Global Experts Convene for Fourth Annual State of the Science Summit
Experts hailing from multiple continents recently descended on the campus of the University of California, Davis, intent on lowering emissions of enteric methane from livestock throughout the world.
As it pertains to the reduction of methane emissions from ruminant animals, the 2026 State of the Science Summit produced a cadence of groundbreaking research, findings and success stories, not to mention a few blue-sky ideas and the articulation of a prickly challenge or two. Plus, there was a whole lot of collaboration, reunion, discussion and friendship among the more than 300 attendees who traveled in or tuned in for the three-day event.
CLEAR Center Director and newly appointed Chair of the Department of Animal Science at UC Davis Frank Mitloehner welcomed presenters and guests on Day 1, giving a nod to the esprit de corps that has become a hallmark of the annual summit.
“We’ve built more than a conference — we’ve built a community,” he said, underscoring his belief that conversations between sessions can fuel success in laboratories, in legislative chambers and on ranches.
Indeed, according to Joe Proudman, deputy director of the CLEAR Center, “One of the greatest strengths of this summit is that it brings together experts from across research, industry and government to listen and learn from one another. When we make those conversations more accessible, we create opportunities for even more collaboration that can continue well beyond the summit."
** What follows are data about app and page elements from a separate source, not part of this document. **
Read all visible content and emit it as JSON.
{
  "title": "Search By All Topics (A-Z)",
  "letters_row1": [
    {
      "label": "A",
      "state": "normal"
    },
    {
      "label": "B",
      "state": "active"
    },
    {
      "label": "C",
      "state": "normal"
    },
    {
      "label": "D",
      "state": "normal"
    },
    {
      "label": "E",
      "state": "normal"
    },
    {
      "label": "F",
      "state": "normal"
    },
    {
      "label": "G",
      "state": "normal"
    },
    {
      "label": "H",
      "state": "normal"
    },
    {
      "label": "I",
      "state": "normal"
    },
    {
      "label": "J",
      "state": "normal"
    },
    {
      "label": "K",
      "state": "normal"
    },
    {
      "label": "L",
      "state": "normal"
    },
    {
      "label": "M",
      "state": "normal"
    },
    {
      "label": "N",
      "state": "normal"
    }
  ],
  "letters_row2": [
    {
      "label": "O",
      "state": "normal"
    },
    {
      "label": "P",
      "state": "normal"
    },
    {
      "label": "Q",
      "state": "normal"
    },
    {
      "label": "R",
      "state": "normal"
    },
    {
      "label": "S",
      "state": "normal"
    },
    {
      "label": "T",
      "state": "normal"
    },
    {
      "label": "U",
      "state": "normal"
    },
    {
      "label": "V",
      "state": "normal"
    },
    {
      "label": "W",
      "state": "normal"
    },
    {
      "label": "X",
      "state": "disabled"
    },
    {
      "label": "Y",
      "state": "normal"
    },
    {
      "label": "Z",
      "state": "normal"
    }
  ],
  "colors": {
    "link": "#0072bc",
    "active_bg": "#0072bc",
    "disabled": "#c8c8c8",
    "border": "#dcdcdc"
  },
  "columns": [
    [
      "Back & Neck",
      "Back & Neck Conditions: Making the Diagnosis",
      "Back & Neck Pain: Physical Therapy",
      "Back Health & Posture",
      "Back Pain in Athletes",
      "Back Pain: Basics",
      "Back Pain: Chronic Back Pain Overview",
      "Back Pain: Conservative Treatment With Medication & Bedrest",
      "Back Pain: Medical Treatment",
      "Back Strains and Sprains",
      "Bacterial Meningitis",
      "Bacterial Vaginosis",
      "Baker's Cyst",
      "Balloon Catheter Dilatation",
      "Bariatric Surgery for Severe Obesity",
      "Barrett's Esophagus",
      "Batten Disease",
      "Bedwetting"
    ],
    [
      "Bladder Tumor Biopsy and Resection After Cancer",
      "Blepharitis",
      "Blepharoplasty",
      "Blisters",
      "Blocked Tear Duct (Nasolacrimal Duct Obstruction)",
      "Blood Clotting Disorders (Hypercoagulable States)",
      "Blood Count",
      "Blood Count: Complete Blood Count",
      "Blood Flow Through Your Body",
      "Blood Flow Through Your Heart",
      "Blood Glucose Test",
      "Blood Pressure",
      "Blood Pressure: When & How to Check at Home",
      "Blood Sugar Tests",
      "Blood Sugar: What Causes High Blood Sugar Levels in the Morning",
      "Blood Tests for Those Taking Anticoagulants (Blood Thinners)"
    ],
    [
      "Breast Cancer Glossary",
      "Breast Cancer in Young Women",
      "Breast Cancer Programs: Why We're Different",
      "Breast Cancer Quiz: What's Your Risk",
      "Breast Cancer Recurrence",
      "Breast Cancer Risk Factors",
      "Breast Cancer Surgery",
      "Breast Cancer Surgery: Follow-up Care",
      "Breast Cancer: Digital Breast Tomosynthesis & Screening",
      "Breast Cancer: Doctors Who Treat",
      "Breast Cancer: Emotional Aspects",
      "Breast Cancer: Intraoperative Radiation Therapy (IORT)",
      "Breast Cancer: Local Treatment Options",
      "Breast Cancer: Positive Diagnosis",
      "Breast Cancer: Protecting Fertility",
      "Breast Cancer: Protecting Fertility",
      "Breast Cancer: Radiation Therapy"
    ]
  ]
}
Of course, it doesn’t hurt to draw in some of the best minds in the industry. Once again, it was a veritable who’s who in animal ag, with the list of organizations they represented second to none: the United Nations Food and Agriculture Organization, Massachusetts Institute of Technology, Cornell University, the Global Methane Hub, the Global Roundtable for Sustainable Beef and AgriZeroNZ, to name but a few.
“This is a global community trying to solve a global problem at scale,” said Karen Ross, secretary of the California Department of Food and Agriculture, as she shared how important it is to have producers at the proverbial table.
“Bringing agriculture into the conversation is not necessarily where things started,” she said. “Producers thought they were being blamed for a problem.”
The mood has shifted in recent years, in part due to the State of the Science Summit. Methane is no longer seen as a “problem to get rid of,” Ross said.
“It is a problem to dig into and consider how agriculture as an essential food provider is also central to our climate solutions — those opportunities we have to sequester carbon,” she said.
Her work in this arena has not gone unnoticed, including by those responsible each year for honoring someone who’s spent a lifetime working to advance sustainability in animal agriculture.
Before the longtime secretary could leave the stage, Mitloehner, Proudman and Charles Brooke, program director for the livestock enteric methane program at Spark Climate Solutions, were waiting in the wings with the second annual award bestowed at the summit. Among her robust list of career achievements and the success she’s had in helping California agriculture move toward the nation’s most ambitious climate goals, Ross is credited with envisioning the State of the Science Summit some five or six years ago.
No longer a pipe dream, this year’s gathering was jam-packed with discussions of feed additives such as bromoform, early-life interventions, measurement strategies and how to advance sustainability in pasture-based systems.
Standing on the shoulders of the previous three summits, it perhaps moved easier and more effortlessly than ever before, not unlike runners who hit their stride. The State of the Science Summit’s continued success can be attributed to the partnership between its organizers: the California Department of Food and Agriculture, Spark Climate Solutions, and the UC Davis College of Agricultural and Environmental Sciences, plus the commitment of everyone else involved. The needle is moving — and quickly.
“The pace of innovation in livestock methane mitigation has never been greater,” according to Brooke.
“The challenge now is making sure the most promising solutions have the research support and investment needed to reach producers at scale. That's exactly why bringing this community together each year is so valuable.”